Up All Night is one of the more promising and enjoyable comedies of the new TV season. Its stars—Applegate, Will Arnett, and Maya Rudolph—are never less than charming, and up to this point, the show has mostly succeeded in providing them with material strong enough for them to actually be funny, so that when they're charming, it doesn't feel as if they're just begging you not to throw things at the screen. From week to week, the show remains a pretty good bet for anyone looking for a few smart chuckles. It is also a freakazoid mutation. As you may have heard, in the pilot, Rudolph was cast (as Sean O'Neal reported at this site) "as Applegate’s best friend and boss at a PR firm," but the part was subsequently changed to an Oprah-esque talk show host, with Applegate playing her indispensable first lieutenant. In terms of laughs, it was a change for the better, but it seems to have split Up All Night into two shows, the one that it's supposed to be and "The Maya Rudolph Half-A-Half-Hour Show."

Both shows have their laughs, but with each new episode, they seem to have less to do with each other. Rudolph's character's connection to the baby has shrunk to such obligatory, dumb moments such as the one tonight where she compliments her on her slimming outfit, and with each new excuse to have Rudolph barge into Applegate and Arnett's home after work hours, the seams show a little more. Tonight, Rudolph's story grew out of her discovery that she'd been included in a magazine's list of "top celebrity drop-outs," and she didn't even make the number one slot. ("I'm number eight, between H. G. Wells and Billy Joel! Who are these people!?") Horrified at the thought that people might think she was dumb, Rudolph arranged to interview an economist who'd written a new book about the financial meltdown, then discovered that she was constitutionally incapable of forcing herself to sit down and plow through the pages. The single deadest part of the whole show was the crossover section, when the two shows-within-the-show met, briefly: It turned out that Arnett had read the book and was happy to stay up with Rudolph the night before the interview, helping her cram for it. Worlds were colliding, softly and boringly.

In the cleanly segregated "Up All Night" portion of tonight's episode of Up All Night, the young parents tried to reconcile themselves to the fact that they needed to acquire some form of motor vehicle designed to accommodate their baby-toting lifestyle. It was about as familiar a plot as this set-up could spit out, but it took a happy dive into imaginative insanity when the two of them got wasted on three bottles of wine while shopping online and bought a huge van whose spacey Native American owner seemed to have driven through a portal in time that he'd entered in 1971, perhaps after taking in a double bill of Two-Lane Blacktop and Vanishing Point at the MojoWorld Amusement Park. "It's like my childhood painted a beautiful rainbow," cooed Applegate, her delivery nailing a favorite theme of this show's, which is whether hip people might mean what they're saying more than they want to let on when they're reveling in being "ironic." Behind the wheel of the thing the next morning, she had another take on the behemoth: "At least now I know what it's like to drive a haunted house."

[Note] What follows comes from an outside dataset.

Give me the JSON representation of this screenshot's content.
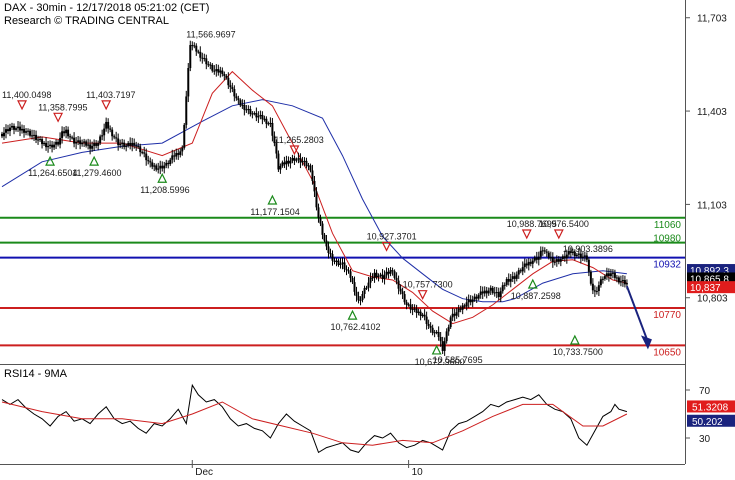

Of the two halves of Up All Night, the Applegate-Anett show is more likely to drag but feels more solidly grounded, while the Rudolph show is wilder, but also feels a little like a parasitic life form, which it kind of is. If the show itself can't gel into one coherent thing, then it might need to expand to a full hour and then undergo mitosis, a word I was pretty sure I'd never use again after I finally passed freshman biology by the skin of my teeth. Who says a TV addiction and a college education don't go together, am I right?

Stray observations:

  • "I'm in a magazine!? Is it Stars Are Just Like Us? Am I feeding the meter or drinking out of a cup?"
  • "I want to make love to you in that van so bad. And I want you to have feathered hair."
  • "A tape deck! That is so perfect. As you know, a lot of the early J. Geils Band is not available on CD."
  • "We're in Vegas! Ava's really procrastinating."
  • "Look at this guy. He looks all mean and judgey. I'm gonna feel as dumb as I did in my sad high school days on the Florida panhandle, wearing my mannish cousin's hand-me-down overalls." "We all know the back story."